By N.K.A. Ballal, Retd. Sr. Vice-President, ITDC
A WhatsApp forward: When Abraham Lincoln became the President of America, his father was a shoe-maker. On the first day, as Lincoln entered the Senate to give his inaugural address, a Senator stood up. He was a very rich aristocrat. He said, “Mr. Lincoln, you should not forget that your father used to make shoes for my family.” The whole Senate laughed; they thought that they had made a fool of the President and scored a point.

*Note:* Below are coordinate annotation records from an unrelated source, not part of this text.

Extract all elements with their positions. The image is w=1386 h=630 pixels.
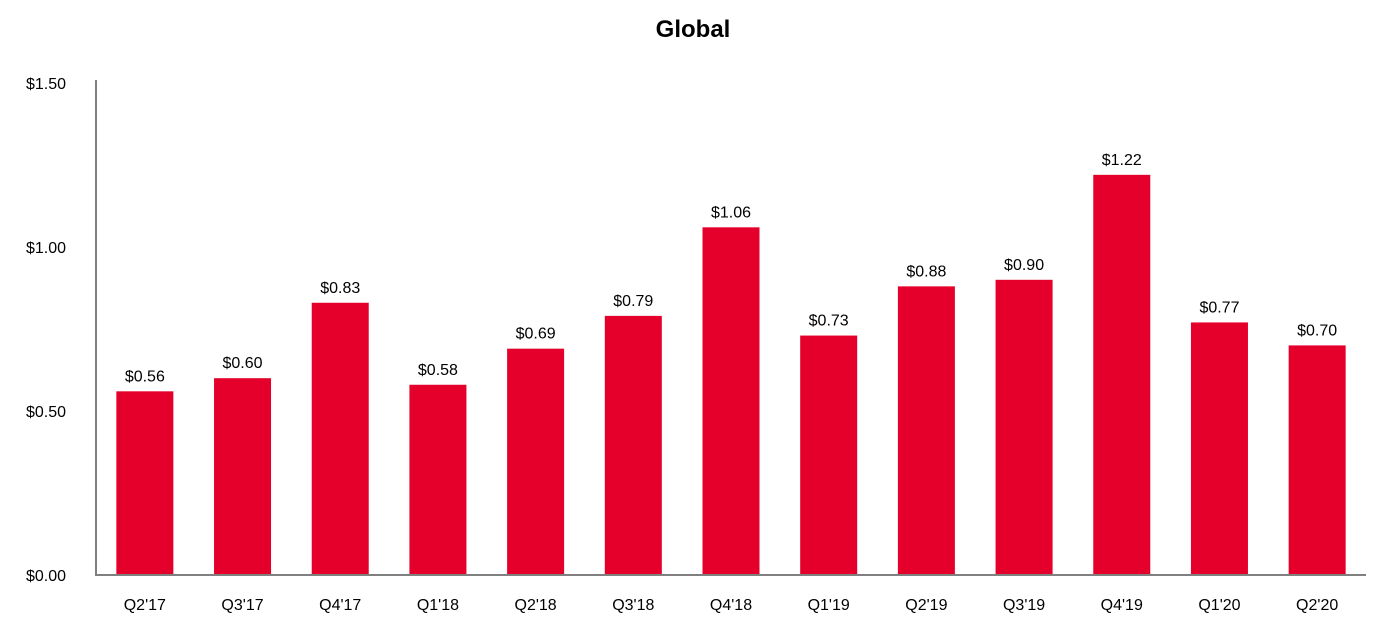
x-category-label: Q4'17 — [319, 597, 361, 614]
bar-value-label: $0.70 — [1297, 322, 1337, 339]
bar-value-label: $0.77 — [1199, 299, 1239, 316]
bar-value-label: $1.22 — [1102, 152, 1142, 169]
bar — [702, 227, 760, 575]
bar-value-label: $0.83 — [320, 280, 360, 297]
x-category-label: Q3'18 — [612, 597, 654, 614]
x-category-label: Q1'19 — [808, 597, 850, 614]
x-category-label: Q2'20 — [1296, 597, 1338, 614]
bar — [897, 286, 955, 575]
bar — [311, 302, 369, 575]
x-category-label: Q3'17 — [221, 597, 263, 614]
bar — [214, 378, 272, 575]
bar-value-label: $0.60 — [223, 355, 263, 372]
bar-value-label: $0.90 — [1004, 257, 1044, 274]
bar — [800, 335, 858, 575]
bar-value-label: $1.06 — [711, 204, 751, 221]
bar — [1190, 322, 1248, 575]
y-tick-label: $0.50 — [26, 404, 66, 421]
bar — [995, 279, 1053, 575]
x-category-label: Q3'19 — [1003, 597, 1045, 614]
bar — [116, 391, 174, 575]
bar — [1288, 345, 1346, 575]
bar — [409, 384, 467, 575]
x-category-label: Q4'19 — [1101, 597, 1143, 614]
bar-value-label: $0.88 — [906, 263, 946, 280]
bar — [507, 348, 565, 575]
chart-title: Global — [655, 16, 731, 43]
x-category-label: Q2'18 — [515, 597, 557, 614]
y-tick-label: $0.00 — [26, 568, 66, 585]
bar-value-label: $0.56 — [125, 368, 165, 385]
bar-value-label: $0.79 — [613, 293, 653, 310]
bar-value-label: $0.73 — [809, 313, 849, 330]
y-tick-label: $1.50 — [26, 76, 66, 93]
bar — [1093, 174, 1151, 575]
bar-value-label: $0.58 — [418, 362, 458, 379]
x-category-label: Q2'17 — [124, 597, 166, 614]
bar — [604, 315, 662, 575]
x-category-label: Q1'20 — [1198, 597, 1240, 614]
x-category-label: Q4'18 — [710, 597, 752, 614]
bar-value-label: $0.69 — [516, 326, 556, 343]
x-category-label: Q2'19 — [905, 597, 947, 614]
x-category-label: Q1'18 — [417, 597, 459, 614]
y-tick-label: $1.00 — [26, 240, 66, 257]
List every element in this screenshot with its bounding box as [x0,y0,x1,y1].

But certain people are made of totally different mettle. Lincoln looked at the man directly and said, “Sir, I know that fact. But my father was a creator. His shoes were not just shoes. He poured his heart and soul into them. They were works of art. Have you got any complaint on the quality of those shoes? I also know how to make shoes and if you have any complaints on the quality, I will replace them by making it myself and gifting it to you.”
The whole Senate was dumbstruck. Lincoln’s pride on his father’s work was very obvious and he was proud because his father did his job well, with passion and perfection.
After the devastation of the war, the Japanese as a race got down to making everything from pins to cars with dedication seldom seen. When my daughter was posted at Tokyo, she bought a Japanese SLR camera, an expensive piece at a local store for a price of approximately 2,500 dollars. She noticed after some time that the shutter did not work properly. Anyway she went to the same store, asking them to get the shutter repaired. The moment she told the counter clerk about the repair, there was a huge commotion. The manager of the store came running and started to bow several times to my daughter apologising for the fault. He did not even check the fault in the camera but just got a brand new piece from the shelf and handed it to my daughter! My daughter was embarrassed as the whole store personnel again started bowing to her. For Japanese, it was a matter of honour that an expensive Japanese-made product proved to be substandard. Not acceptable.
We Indians are born with a genetic problem of accepting anything substandard. The “chaltha hai” attitude is prevalent all over. Surprisingly, that is why, even in India, people who excel in work are in great demand! I am not talking of top product makers but small-time workers like carpenters, plumbers, masons, tailors etc., who are good in their jobs are always in demand. They are never short of work. Good chefs and master-cooks are paid astronomical salaries.
The day ‘biriyanis’ are cooked at the Mysore Sports Club, it gets booked fully and by 9 pm it is over ! Why do people throng eateries like “RRR”, the Andhra Cuisine Restaurant or “The Mysore Refreshments” opposite the Zoo? Simple. Quality food at affordable prices and consistently served. The owner of “RRR” Ravi once told me that he cooked for lunch and dinner separately and never compromised on quality at any cost. If a dish required onions, even if the cost of the onion shot up to Rs. 100, it would be procured and served.
Next time if you are in the Chamundi Hill Road, observe a small tea-seller, opposite the Jockey Quarters. He was a waiter in the Sports Club and left his job to start a tea shop. Would you believe, he sells more than 900 cups of tea in a day! I have observed many a people come from far to have his simple chai. “Quality.”
To Woodlands and Sagar Group goes the credit of popularising South Indian Cuisine in North India starting from Delhi. Sagar Group headed by one Jayaram Banan from Karkala made eating the humble idli and dosa a fashion statement. The coconut chutney in his restaurant was ground every two hours to ensure the fresh taste. You go into his restaurant at 8 am or 8 pm, you would always get a piping hot idli and vada. Reminded me of 60s, a simple restaurant called Ratna Cafe at Triplicane, Chennai. His idli-sambar was legendary and he would approximately sell about 2,000 idlis every morning alone. I have not tasted a better sambar till date in any Indian restaurant.
To conclude, no work is small. People respect quality. So whatever you do, do it well… with dedication. Put your heart and soul… success and fame automatically follows.